Уайлд обнял ее за плечи и притянул к себе. Ее кожа была словно бархат.
— Это доказывает, — задумчиво проговорил он, — что ты знаешь чертовски много.
Глава 4
Днем, в двадцать минут четвертого во вторник 19 октября, «Реджина А» была на своей стоянке на реке Лаймингтон. Уайлд выпил мартини с Балвером, сошел на берег и вывел из гаража «Остин-Хили-300». Это была британская гоночная машина зеленого цвета, с черной отделкой. Он гнал на ней что было мочи, казалось, она готова была взлететь. Обычно по дороге домой он окончательно расслаблялся. Он думал о Джоселин и об ужине, который она ему приготовит: коктейль из креветок, поджаренная на гриле свинина с кукурузой и замороженные кусочки манго. Только коктейль будет сюрпризом. Она много трудилась, чтобы изобрести что-то новенькое. «Для твоего нефритового нёба», — говорила она полушепотом с характерным придыханием.

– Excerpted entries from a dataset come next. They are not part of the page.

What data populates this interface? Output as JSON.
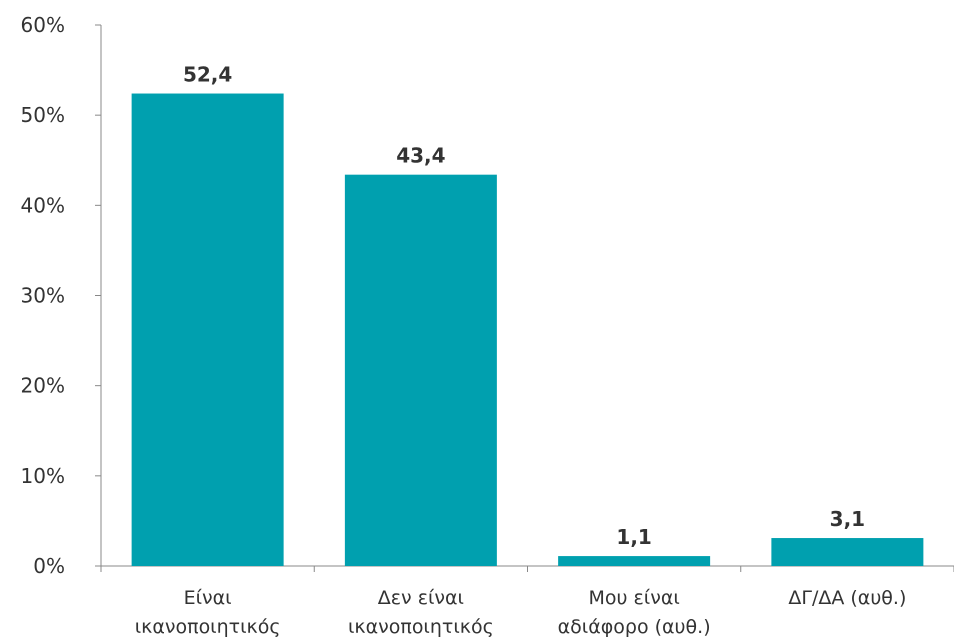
{
  "chart_data": {
    "type": "bar",
    "categories": [
      [
        "Είναι",
        "ικανοποιητικός"
      ],
      [
        "Δεν είναι",
        "ικανοποιητικός"
      ],
      [
        "Μου είναι",
        "αδιάφορο (αυθ.)"
      ],
      [
        "ΔΓ/ΔΑ (αυθ.)"
      ]
    ],
    "values": [
      52.4,
      43.4,
      1.1,
      3.1
    ],
    "value_labels": [
      "52,4",
      "43,4",
      "1,1",
      "3,1"
    ],
    "ylim": [
      0,
      60
    ],
    "yticks": [
      0,
      10,
      20,
      30,
      40,
      50,
      60
    ],
    "ytick_labels": [
      "0%",
      "10%",
      "20%",
      "30%",
      "40%",
      "50%",
      "60%"
    ],
    "bar_color": "#00A0AF",
    "axis_color": "#888888",
    "grid": false,
    "legend": "none"
  }
}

В этот день привычные мысли перемежались другими. Аррас красный. Он улыбнулся. Ему пришло в голову, что в ней было что-то пугающее. И все-таки слишком много воды утекло с тех пор, как он перестал бояться мужчин. А уж женщин он никогда не боялся. Так что в этом страхе не было ничего личного. Он происходил от того, что ей удалось достичь. Она поместила себя в центр его частного мира. Чтобы сохранить этот мир, необходимо было выяснить, как и зачем ей удалось это сделать.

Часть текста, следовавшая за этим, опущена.